Book Targeting Gone Wild

Posted on August 29, 2006

The New York Times takes a look at Hyperion's new anti-chick lit imprint, which is aimed at women aged 35 and up.

Called Voice, the imprint, which will publish its first title in April, is the brainchild of Ellen Archer, Hyperion's publisher, and Pamela G. Dorman, a 19-year veteran of Viking. It will be just one of a number of new imprints aimed at female readers: Warner Books already has a women's imprint called 5 Spot and in the fall is starting the Springboard Press, for baby boomers, with a large portion of its titles catering to female readers.

Voice is specifically focusing on women from their mid-30's and older and will have a resolutely anti-chick-lit bent, said its founders. Ms. Archer said she wanted to start Voice, in part, to publish books that addressed issues she felt were largely ignored by the news media. "I felt that I, as a 44-year-old woman, working, married and a mother, did not see my life reflected in any of the media stories," she said, referring to newspaper and magazine articles chronicling the battles between working and stay-at-home mothers and the choices that educated women were making to quit their careers to raise families. "I wanted to create a demographic of women in their mid-30's to later that could better illustrate the landscape of a woman's life."
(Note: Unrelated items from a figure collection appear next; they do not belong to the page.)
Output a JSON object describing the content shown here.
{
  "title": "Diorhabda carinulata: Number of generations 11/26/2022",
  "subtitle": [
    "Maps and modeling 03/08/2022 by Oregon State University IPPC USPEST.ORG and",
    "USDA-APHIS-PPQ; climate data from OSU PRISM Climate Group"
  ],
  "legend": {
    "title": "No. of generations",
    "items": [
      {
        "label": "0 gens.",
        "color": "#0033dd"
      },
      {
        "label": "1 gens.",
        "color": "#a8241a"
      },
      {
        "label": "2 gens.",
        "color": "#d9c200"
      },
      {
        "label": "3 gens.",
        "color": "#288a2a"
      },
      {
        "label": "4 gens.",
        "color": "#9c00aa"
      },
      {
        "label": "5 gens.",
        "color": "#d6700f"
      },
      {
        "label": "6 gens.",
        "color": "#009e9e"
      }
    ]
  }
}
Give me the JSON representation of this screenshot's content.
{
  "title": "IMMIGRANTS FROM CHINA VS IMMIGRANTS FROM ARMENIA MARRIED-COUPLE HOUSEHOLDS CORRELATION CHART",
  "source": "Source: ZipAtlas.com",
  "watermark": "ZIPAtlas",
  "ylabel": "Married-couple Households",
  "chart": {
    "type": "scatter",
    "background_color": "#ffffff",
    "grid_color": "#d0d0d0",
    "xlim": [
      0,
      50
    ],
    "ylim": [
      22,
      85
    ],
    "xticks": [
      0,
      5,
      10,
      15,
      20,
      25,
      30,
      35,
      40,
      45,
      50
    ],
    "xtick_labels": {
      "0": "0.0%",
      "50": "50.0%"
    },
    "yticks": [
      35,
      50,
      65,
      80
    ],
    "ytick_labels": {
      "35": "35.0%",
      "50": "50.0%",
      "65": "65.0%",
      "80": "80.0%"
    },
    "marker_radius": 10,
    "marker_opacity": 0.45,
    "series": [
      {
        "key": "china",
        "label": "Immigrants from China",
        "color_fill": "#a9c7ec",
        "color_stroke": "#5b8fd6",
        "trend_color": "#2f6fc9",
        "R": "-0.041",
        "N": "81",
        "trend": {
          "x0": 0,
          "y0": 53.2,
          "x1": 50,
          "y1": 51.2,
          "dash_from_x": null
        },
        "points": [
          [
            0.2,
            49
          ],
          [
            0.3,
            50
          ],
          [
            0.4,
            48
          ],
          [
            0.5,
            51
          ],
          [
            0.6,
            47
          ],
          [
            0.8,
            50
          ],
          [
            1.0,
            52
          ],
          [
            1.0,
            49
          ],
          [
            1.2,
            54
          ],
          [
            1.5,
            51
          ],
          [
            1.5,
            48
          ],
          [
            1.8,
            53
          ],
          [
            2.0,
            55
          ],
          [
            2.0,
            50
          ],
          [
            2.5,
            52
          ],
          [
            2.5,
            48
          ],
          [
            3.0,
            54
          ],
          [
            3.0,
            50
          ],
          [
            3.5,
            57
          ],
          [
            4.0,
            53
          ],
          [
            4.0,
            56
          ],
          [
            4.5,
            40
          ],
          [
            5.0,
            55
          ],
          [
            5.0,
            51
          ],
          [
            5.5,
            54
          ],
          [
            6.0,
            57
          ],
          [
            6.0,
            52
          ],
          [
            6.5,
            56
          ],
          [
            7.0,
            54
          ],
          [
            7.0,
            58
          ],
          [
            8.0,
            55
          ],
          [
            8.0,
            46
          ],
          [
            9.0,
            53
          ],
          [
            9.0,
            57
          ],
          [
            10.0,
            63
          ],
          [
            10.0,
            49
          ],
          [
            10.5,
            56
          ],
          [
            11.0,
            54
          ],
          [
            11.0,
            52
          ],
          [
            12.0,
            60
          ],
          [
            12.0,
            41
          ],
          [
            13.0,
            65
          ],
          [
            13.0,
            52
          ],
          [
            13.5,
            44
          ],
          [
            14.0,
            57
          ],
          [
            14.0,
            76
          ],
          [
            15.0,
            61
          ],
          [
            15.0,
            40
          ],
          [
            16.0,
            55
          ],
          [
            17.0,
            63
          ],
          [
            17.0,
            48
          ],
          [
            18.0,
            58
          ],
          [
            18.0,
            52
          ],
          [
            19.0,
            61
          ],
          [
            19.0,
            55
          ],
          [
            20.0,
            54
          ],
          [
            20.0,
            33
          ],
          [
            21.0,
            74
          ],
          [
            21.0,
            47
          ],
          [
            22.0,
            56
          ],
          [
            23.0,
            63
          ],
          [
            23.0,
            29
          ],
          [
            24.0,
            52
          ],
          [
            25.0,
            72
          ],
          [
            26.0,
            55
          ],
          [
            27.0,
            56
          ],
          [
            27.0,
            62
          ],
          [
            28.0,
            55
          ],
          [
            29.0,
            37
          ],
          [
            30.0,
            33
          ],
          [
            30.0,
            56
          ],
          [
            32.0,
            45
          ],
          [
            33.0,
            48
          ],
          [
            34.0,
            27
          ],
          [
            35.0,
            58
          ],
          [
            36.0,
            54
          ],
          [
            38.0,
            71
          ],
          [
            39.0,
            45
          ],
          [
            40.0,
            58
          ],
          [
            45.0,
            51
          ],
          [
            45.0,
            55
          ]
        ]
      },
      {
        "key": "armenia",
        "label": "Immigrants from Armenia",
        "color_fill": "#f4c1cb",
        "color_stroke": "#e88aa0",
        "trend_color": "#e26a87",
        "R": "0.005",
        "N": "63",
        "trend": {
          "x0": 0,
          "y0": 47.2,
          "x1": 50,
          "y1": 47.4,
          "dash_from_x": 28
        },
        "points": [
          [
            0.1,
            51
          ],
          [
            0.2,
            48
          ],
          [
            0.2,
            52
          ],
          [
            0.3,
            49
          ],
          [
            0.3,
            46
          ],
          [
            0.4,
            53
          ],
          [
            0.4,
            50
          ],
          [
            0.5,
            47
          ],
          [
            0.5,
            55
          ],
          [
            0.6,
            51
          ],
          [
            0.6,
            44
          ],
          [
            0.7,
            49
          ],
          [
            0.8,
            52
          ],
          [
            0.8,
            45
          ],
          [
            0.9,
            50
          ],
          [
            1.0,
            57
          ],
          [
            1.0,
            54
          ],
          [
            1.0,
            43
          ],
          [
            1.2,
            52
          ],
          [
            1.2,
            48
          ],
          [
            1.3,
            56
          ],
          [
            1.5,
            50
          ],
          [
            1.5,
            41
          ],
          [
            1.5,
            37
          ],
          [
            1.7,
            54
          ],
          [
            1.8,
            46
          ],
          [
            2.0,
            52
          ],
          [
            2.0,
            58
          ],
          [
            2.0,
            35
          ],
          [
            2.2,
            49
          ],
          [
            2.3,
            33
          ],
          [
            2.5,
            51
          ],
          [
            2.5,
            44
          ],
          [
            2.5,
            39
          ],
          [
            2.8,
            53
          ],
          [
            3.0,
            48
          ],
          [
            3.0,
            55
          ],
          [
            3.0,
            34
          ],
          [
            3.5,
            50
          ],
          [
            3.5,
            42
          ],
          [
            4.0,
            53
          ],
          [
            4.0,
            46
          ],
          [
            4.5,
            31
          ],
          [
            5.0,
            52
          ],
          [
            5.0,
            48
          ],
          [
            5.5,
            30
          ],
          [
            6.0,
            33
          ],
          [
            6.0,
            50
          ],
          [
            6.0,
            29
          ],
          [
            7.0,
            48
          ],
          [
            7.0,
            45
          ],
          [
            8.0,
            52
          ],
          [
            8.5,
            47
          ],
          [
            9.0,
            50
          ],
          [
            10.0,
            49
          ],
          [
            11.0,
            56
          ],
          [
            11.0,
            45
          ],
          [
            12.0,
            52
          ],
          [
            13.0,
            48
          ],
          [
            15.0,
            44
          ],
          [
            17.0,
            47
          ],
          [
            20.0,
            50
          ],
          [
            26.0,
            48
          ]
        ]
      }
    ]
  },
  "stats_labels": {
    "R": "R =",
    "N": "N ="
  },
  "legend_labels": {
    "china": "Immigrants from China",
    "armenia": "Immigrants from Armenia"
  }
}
Next month, Hyperion's sales force will begin marketing five titles to booksellers, starting with The Feminine Mistake by Leslie Bennetts, a contributing editor at Vanity Fair magazine. In it, Ms. Bennetts argues that women who "opt out" of careers to raise children forfeit the financial, intellectual, emotional and even medical benefits of working outside the home.

We've never seen anything like the targeting that's going on in today's publishing world. Apparently, Americans are so rigid in their reading tastes that they're not going to read something that isn't targeted at their exact demographic. Even romance titles all have subgenres: time travel, historical, paranormal, paranormal action, contemporary romantic suspense, you name it. The whole thing is giving us a headache.

On the other hand, this new targeting makes it very unlikely that you'll pick up a book at the bookstore that you don't want to really read. All you have to do now is look at the spine. And if it doesn't say "time traveling vampire romance rated PG-13" or "futuristic spy thriller with female protagonist and not too much hanky panky" well then, you know you're just not going to like it.